Sobre a IA existem estudos que apontam para uma massiva destruição de postos de trabalho, logo, menos pessoas a contribuir com impostos para a segurança social. A tributação das máquinas pode ser uma inevitabilidade?
A evolução da história da humanidade diz que esse cenario catastrófico é uma falácia. Ainda nem sabemos que empregos é que a IA vai criar. Como sei o que vou tributar? Já tivemos esta discussão, anteriormente, com a revolução industrial. Temos é de estar preparados para a transição. As revoluções tecnológicas do passado sempre ditaram melhor qualidade de vida e melhores postos de trabalho. No futuro os trabalhadores vão executar as tarefas com outras ferramentas. O que mudará são as competências e as capacitações necessárias dos trabalhadores. Alguém hoje discute o drama das datilógrafas ou das telefonistas? Não, essas profissões morreram. Paz à sua alma! A única diferença nestas mais recentes evoluções tecnológicas é que, nos últimos anos, o tempo entre a criação e a massificação de um produto está a ser encurtado.

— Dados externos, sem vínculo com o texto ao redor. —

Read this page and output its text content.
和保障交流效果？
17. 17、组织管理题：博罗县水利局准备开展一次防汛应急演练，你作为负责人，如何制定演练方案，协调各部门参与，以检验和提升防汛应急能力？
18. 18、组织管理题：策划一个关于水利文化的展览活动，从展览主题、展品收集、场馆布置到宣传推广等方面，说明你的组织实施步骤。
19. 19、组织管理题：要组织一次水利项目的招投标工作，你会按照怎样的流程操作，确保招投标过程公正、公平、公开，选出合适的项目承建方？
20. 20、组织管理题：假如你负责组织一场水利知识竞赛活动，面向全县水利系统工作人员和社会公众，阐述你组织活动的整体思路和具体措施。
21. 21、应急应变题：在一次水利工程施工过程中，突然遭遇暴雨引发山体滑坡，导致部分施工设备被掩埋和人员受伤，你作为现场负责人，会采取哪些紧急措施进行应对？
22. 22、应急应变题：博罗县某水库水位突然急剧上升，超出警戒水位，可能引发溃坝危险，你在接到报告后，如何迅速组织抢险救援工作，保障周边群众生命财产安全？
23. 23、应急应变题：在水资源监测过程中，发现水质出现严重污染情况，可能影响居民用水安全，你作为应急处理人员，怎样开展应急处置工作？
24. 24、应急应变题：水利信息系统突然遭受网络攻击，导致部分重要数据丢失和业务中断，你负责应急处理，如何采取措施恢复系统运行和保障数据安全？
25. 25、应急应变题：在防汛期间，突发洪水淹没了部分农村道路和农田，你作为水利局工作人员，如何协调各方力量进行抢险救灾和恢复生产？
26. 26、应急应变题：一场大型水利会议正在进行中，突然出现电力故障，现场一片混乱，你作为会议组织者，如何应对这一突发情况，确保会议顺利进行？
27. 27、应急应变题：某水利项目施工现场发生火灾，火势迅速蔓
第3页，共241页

Mas antevê a criação de novos impostos?
A política transformou-se na arte de inventar desculpas para criar novos impostos. A IA será mais uma tentação, certamente. E que recairá, inevitavelmente, sobre as empresas que vão ser beneficiadas pela tecnologia. Isto numa primeira análise. Depois pagará o contribuinte, seja ele cidadão, cliente ou empresário.
A CARA DA NOTÍCIA
O explicador dos impostos
Luís Leon nasceu em Lisboa, em agosto de 1975. Viveu no Canadá e regressou em 1984. Licenciado em Direito, desenvolveu uma carreira de 20 anos como consultor fiscal numa das “big four”, a Deloitte, tendo sido promovido a “partner” em 2014 e tornou-se líder da equipa de tributação individual (IRS) em 2020. Em 2022 criou a sua própria empresa, a ILYA. Para além de formador certificado é presença regular na comunicação social para explicar o intrincado mundo dos impostos, em particular as medidas constantes nos orçamentos do Estado.